Stone designed the building for A&P supermarket heir Huntington Hartford's Gallery of Modern Art, which was to be an alternative to MoMA. The building was savaged by critics, and the museum failed after five years. Ownership passed eventually to the city, which filled it with office workers.
Vacant since the late 1990s, the structure now languishes, an eyesore in full view of the gleaming new Time Warner Center. Scaffolding protects pedestrians from the risk of falling marble. Chain-link fencing prevents the homeless from camping between the "lollipops." But for the actions of local preservationists, including what Hotchner calls a "nuisance" lawsuit now being appealed, the museum would have started remaking the building last month.

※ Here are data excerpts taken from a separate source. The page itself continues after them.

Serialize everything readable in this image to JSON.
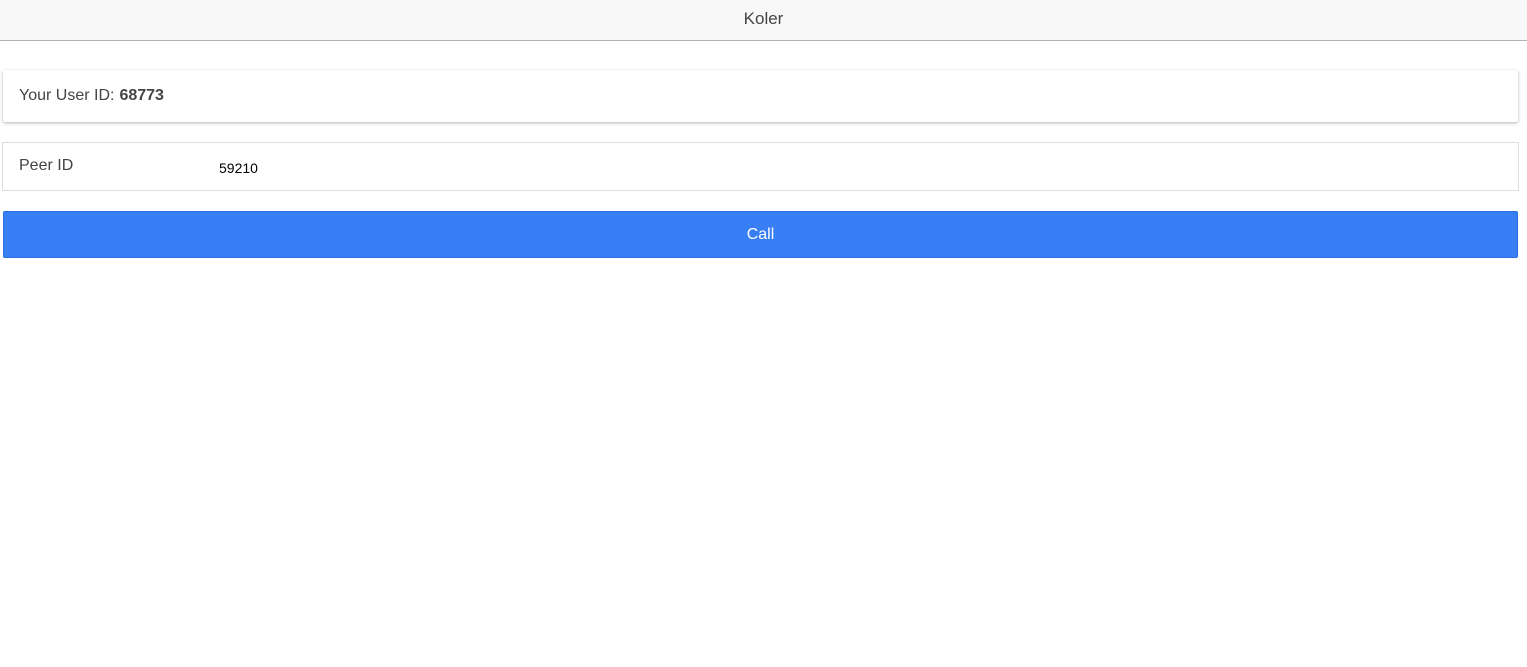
{
  "header": {
    "title": "Koler"
  },
  "user": {
    "label": "Your User ID:",
    "id": "68773"
  },
  "peer": {
    "label": "Peer ID",
    "value": "59210"
  },
  "call_button": {
    "label": "Call"
  },
  "colors": {
    "header_bg": "#f8f8f8",
    "primary": "#387ef5",
    "text": "#444444"
  }
}
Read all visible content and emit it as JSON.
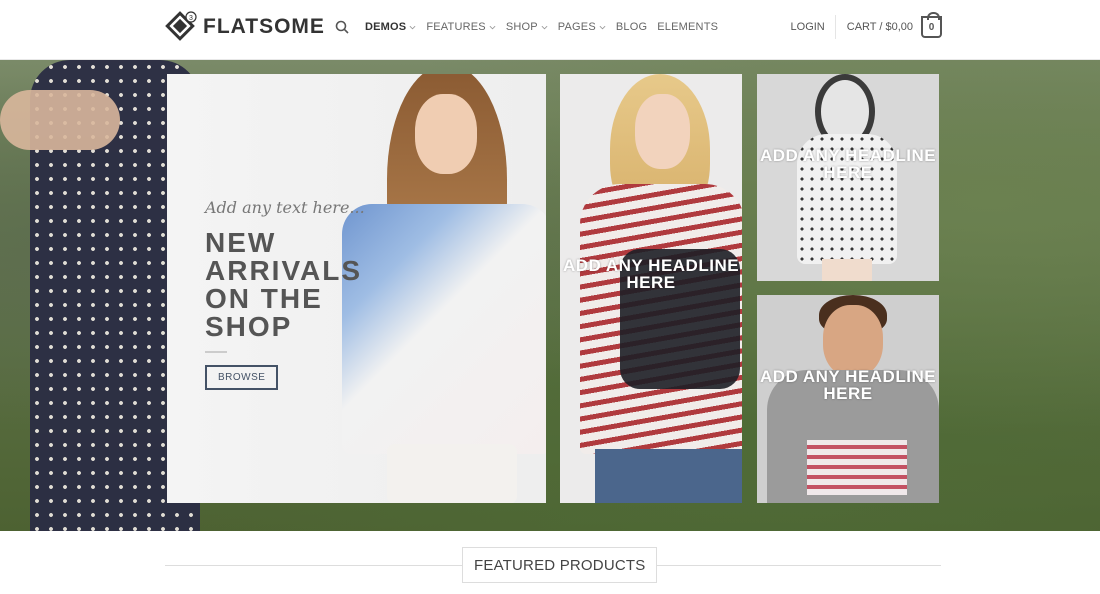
{
  "header": {
    "logo_text": "FLATSOME",
    "logo_badge": "3",
    "nav": [
      {
        "label": "DEMOS",
        "has_dropdown": true,
        "active": true
      },
      {
        "label": "FEATURES",
        "has_dropdown": true,
        "active": false
      },
      {
        "label": "SHOP",
        "has_dropdown": true,
        "active": false
      },
      {
        "label": "PAGES",
        "has_dropdown": true,
        "active": false
      },
      {
        "label": "BLOG",
        "has_dropdown": false,
        "active": false
      },
      {
        "label": "ELEMENTS",
        "has_dropdown": false,
        "active": false
      }
    ],
    "login_label": "LOGIN",
    "cart_label": "CART / $0,00",
    "cart_count": "0"
  },
  "hero": {
    "main_tile": {
      "tagline": "Add any text here...",
      "headline": "NEW ARRIVALS ON THE SHOP",
      "button_label": "BROWSE"
    },
    "tiles": [
      {
        "headline": "ADD ANY HEADLINE HERE"
      },
      {
        "headline": "ADD ANY HEADLINE HERE"
      },
      {
        "headline": "ADD ANY HEADLINE HERE"
      }
    ]
  },
  "featured": {
    "title": "FEATURED PRODUCTS"
  },
  "colors": {
    "accent": "#445266",
    "text": "#555555",
    "nav_text": "#666666"
  },
  "icons": [
    "logo-diamond-icon",
    "search-icon",
    "chevron-down-icon",
    "cart-bag-icon"
  ]
}
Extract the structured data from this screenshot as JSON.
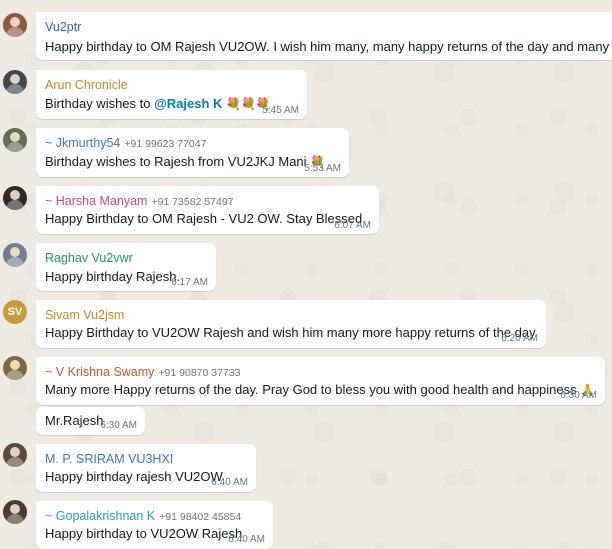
{
  "colors": {
    "chat_background": "#efeae2",
    "bubble_background": "#ffffff",
    "timestamp": "#667781",
    "mention": "#027eb5"
  },
  "messages": [
    {
      "sender": "Vu2ptr",
      "sender_color": "#3b5bd1",
      "phone": "",
      "text": "Happy birthday to OM Rajesh VU2OW. I wish him many, many happy returns of the day and many happy y",
      "time": "",
      "avatar": {
        "type": "photo",
        "color": "#8a5a44",
        "initials": ""
      }
    },
    {
      "sender": "Arun Chronicle",
      "sender_color": "#c98a1a",
      "phone": "",
      "text_before": "Birthday wishes to ",
      "mention": "@Rajesh K",
      "emoji": "💐💐💐",
      "time": "5:45 AM",
      "avatar": {
        "type": "photo",
        "color": "#3e4753",
        "initials": ""
      }
    },
    {
      "sender": "~ Jkmurthy54",
      "sender_color": "#3b75c9",
      "phone": "+91 99623 77047",
      "text": "Birthday wishes to Rajesh from VU2JKJ Mani",
      "emoji": "💐",
      "time": "5:53 AM",
      "avatar": {
        "type": "photo",
        "color": "#5f6e55",
        "initials": ""
      }
    },
    {
      "sender": "~ Harsha Manyam",
      "sender_color": "#c0478f",
      "phone": "+91 73582 57497",
      "text": "Happy Birthday to OM Rajesh - VU2 OW. Stay Blessed",
      "time": "6:07 AM",
      "avatar": {
        "type": "photo",
        "color": "#2f2a25",
        "initials": ""
      }
    },
    {
      "sender": "Raghav Vu2vwr",
      "sender_color": "#1f9a5a",
      "phone": "",
      "text": "Happy birthday Rajesh.",
      "time": "6:17 AM",
      "avatar": {
        "type": "photo",
        "color": "#6f7e92",
        "initials": ""
      }
    },
    {
      "sender": "Sivam Vu2jsm",
      "sender_color": "#c98a1a",
      "phone": "",
      "text": "Happy Birthday to VU2OW Rajesh and wish him many more happy returns of the day",
      "time": "6:20 AM",
      "avatar": {
        "type": "initials",
        "color": "#c99a3a",
        "initials": "SV"
      }
    },
    {
      "sender": "~ V Krishna Swamy",
      "sender_color": "#c8562b",
      "phone": "+91 90870 37733",
      "text": "Many more Happy returns of the day. Pray God to bless you with good health and happiness",
      "emoji": "🙏",
      "time": "6:30 AM",
      "avatar": {
        "type": "photo",
        "color": "#7d6a3a",
        "initials": ""
      }
    },
    {
      "sender": "",
      "sender_color": "",
      "phone": "",
      "text": "Mr.Rajesh",
      "time": "6:30 AM",
      "avatar": null
    },
    {
      "sender": "M. P. SRIRAM VU3HXI",
      "sender_color": "#3b75c9",
      "phone": "",
      "text": "Happy birthday rajesh VU2OW",
      "time": "6:40 AM",
      "avatar": {
        "type": "photo",
        "color": "#5c4a3e",
        "initials": ""
      }
    },
    {
      "sender": "~ Gopalakrishnan K",
      "sender_color": "#2a9bc4",
      "phone": "+91 98402 45854",
      "text": "Happy birthday to VU2OW Rajesh",
      "time": "6:40 AM",
      "avatar": {
        "type": "photo",
        "color": "#4a3b2e",
        "initials": ""
      }
    }
  ]
}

The Museum of Arts & Design is crammed into three small floors of a building opposite MoMA on 53rd Street, with no space to display its permanent collection of more than 2,000 objects. The Stone building offered four times the gallery space, plus room for offices, educational facilities, expanded shop and more -- presuming changes. The museum has raised half the $50 million it needs for the work. Hotchner won't reveal the price it will pay the city. A key point is the freedom to remake the site.
The museum has already held an architectural competition, passing up Zaha Hadid, this year's Pritzker Prize winner, in favor of an emerging talent, Brad Cloepfil of Allied Works in Portland, Ore. Cloepfil would preserve Stone's curve and mass but also infuse the dark box with light by carving 30-inch channels into the structural concrete. He says he wants to "extend the memory of that building as an iconic object." The marble facade would be replaced with a layering of custom-made terra cotta. Digital images show a building that is still white, but more ethereal. It's Stone, but it's not.
How does it feel to alter a notable American modernist? Cloepfil, who has been called a neo-modernist, responds carefully: "I don't believe it's one of his best buildings. I think Columbus Circle deserves a better piece of architecture."
The Trust and its allies disagree passionately.